若者からベテランまで酒飲みが多く集まる、横浜・野毛。この街の、昔ながらの雰囲気を今に残す居酒屋「大黒屋」も、長い休みからようやく平常な営業形態に戻った──かつてない苦境に立たされる酒場の人たちは、どのような思いでこの日々を乗り越えてきたのか。さまざまな店への取材を通して、「酒場の良さってなんだろう?」とじっくり考えていくルポルタージュ連載。第十五回は、老舗酒場の名女将に、酒場のあり方、酒飲みのあり方を聞いてきました。
2021年10月25日。年初以来、継続して営業制限を受けてきた酒場への酒類提供自粛の協力要請が全面的に解除されました。ようやく、酒が全面解禁になったわけです。ひとまず、めでたい。酒好きたちは馴染みの店に顔を出し、しばらくぶりの挨拶をして、おいしい酒を飲む。元気でまた会えたありがたさを噛み締めながら飲む酒は、また、格別の味がするものです。
一方、店サイドは、まだ手放しでこの状態を喜んでいるわけではないようです。多くの酒場の主たちが休業中に口にしていたのは、昔のようにお客さんが帰ってくるかどうかということ。いったん距離のできたお客さんとの間を、何事もなかったかのように埋めることができるかどうか、という心配でした。

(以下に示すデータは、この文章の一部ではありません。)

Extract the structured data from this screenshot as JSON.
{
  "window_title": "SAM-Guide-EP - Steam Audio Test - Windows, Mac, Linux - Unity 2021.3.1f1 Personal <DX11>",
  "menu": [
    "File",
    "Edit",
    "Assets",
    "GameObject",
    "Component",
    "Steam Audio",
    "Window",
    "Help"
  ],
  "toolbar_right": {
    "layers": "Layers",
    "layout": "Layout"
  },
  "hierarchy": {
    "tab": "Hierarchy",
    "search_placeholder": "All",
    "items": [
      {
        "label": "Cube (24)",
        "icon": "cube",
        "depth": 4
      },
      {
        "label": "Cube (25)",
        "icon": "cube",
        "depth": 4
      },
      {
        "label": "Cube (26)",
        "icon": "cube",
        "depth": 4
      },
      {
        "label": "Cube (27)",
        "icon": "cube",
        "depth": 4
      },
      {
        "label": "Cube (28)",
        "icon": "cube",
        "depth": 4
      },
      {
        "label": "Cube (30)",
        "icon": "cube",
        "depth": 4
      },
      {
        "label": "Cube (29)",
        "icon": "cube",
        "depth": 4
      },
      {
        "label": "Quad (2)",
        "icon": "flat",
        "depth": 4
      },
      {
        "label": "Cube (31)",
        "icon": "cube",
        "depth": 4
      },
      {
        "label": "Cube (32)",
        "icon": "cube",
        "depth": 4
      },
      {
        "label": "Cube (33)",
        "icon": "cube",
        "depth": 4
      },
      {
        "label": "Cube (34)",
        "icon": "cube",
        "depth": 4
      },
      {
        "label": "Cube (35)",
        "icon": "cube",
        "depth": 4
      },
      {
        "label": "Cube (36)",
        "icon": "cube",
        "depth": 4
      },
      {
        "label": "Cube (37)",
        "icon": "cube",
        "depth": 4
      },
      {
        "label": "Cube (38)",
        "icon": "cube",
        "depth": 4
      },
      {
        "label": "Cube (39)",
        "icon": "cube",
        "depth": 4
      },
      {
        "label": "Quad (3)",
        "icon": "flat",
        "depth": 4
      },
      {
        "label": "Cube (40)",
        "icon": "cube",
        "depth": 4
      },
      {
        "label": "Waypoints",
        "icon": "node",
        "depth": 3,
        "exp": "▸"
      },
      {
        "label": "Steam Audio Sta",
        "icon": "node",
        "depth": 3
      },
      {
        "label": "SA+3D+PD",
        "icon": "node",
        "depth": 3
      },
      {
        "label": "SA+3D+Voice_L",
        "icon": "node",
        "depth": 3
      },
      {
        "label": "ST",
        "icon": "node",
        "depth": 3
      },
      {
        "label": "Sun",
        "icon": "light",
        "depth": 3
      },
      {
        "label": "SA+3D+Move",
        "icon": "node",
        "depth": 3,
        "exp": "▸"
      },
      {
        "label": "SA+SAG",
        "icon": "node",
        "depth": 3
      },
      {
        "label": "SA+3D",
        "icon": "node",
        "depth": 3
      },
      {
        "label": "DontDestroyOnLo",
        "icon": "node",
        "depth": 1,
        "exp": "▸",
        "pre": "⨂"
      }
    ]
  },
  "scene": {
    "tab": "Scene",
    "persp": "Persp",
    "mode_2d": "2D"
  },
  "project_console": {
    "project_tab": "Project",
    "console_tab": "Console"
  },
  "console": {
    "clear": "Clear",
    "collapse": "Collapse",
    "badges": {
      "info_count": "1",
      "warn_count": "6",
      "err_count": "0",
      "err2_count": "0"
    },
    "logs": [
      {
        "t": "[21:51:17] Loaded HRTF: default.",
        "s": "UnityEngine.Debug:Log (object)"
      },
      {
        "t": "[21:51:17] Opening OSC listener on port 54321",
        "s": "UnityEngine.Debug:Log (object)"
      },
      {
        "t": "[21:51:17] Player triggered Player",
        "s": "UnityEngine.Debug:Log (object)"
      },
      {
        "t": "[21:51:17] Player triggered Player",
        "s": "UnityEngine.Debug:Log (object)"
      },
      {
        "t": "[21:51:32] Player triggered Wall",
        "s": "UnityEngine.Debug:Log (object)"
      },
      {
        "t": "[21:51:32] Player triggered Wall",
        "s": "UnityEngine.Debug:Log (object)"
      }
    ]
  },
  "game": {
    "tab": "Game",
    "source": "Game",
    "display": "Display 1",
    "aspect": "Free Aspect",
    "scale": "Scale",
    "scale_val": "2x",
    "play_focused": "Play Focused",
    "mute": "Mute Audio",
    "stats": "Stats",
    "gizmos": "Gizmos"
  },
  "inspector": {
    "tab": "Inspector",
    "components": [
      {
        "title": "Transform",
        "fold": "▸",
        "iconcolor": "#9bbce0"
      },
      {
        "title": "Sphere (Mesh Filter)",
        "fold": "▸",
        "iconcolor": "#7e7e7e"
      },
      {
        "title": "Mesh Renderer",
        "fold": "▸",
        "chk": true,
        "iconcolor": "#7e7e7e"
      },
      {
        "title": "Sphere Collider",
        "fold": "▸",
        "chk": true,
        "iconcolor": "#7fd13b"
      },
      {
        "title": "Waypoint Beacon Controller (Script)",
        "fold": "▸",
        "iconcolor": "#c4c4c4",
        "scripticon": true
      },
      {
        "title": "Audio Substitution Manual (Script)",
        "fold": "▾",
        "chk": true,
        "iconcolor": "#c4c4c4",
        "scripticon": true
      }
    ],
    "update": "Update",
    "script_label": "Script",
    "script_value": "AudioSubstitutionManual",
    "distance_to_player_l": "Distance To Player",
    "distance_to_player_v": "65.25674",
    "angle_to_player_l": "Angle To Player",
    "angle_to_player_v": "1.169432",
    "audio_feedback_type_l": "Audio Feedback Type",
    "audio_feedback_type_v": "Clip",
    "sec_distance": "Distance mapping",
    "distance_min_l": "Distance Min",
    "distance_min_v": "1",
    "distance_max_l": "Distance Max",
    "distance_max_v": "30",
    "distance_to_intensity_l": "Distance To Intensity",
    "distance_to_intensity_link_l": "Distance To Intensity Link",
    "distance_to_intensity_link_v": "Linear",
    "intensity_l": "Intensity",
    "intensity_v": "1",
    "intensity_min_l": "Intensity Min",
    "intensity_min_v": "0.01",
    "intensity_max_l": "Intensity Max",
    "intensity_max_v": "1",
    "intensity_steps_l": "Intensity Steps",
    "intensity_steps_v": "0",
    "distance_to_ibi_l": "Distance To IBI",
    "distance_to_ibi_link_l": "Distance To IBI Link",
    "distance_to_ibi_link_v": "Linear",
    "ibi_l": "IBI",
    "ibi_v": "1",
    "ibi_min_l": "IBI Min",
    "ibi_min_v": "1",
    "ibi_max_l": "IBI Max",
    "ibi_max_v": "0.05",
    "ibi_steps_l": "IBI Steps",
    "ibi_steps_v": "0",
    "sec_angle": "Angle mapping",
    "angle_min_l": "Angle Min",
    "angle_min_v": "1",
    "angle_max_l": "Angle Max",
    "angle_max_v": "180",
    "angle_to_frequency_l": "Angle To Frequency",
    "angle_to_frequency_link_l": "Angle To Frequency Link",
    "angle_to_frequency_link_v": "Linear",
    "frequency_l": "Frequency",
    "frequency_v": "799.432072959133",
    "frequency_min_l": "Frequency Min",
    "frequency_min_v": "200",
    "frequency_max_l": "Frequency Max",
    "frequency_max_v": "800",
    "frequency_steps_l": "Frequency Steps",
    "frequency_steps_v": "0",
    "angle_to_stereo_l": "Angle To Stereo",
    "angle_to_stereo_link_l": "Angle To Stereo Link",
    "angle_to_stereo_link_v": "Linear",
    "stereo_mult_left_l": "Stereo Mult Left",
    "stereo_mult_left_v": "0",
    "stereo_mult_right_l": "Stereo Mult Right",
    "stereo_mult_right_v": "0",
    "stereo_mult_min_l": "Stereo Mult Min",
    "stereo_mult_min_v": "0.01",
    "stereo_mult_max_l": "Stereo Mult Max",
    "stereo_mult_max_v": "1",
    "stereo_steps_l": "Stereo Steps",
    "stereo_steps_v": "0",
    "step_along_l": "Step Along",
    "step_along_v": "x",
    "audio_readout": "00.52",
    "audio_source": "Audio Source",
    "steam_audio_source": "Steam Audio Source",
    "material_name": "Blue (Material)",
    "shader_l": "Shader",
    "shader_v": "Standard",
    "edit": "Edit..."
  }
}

そこで今回は、横浜は野毛の地で、創業58年の歴史を誇る「大黒屋」さんをお訪ねし、創業者の奥様で、現在の女将さんの宮地ふじ枝さんにお話を伺いました。
群馬生まれのふじ枝さんが、野毛へ来たのは18歳のとき。昭和41年のことと言います。
「その頃、主人は今とは別の場所で6坪の小さな店をやっていました。それから結婚して子供が生まれたときに、古いお店を買って今に至るんですが、買ったときに2階の半分を宴会場に、半分を住居にしました。子供たちが寝ている部屋の奥が宴会場だったので、酔ったお客さんが間違えて戸を開けて、『あ、子供が寝てる!』って驚いたりね」
店は現在、1階から3階までフロアがあり、満席になると収容客数は100人を超える。ご主人が亡くなった後は女将さんが経営を引き継ぎ、三人の娘さんのうち、お二人が店に出て手伝っている。家族経営の老舗には、古い常連が多い。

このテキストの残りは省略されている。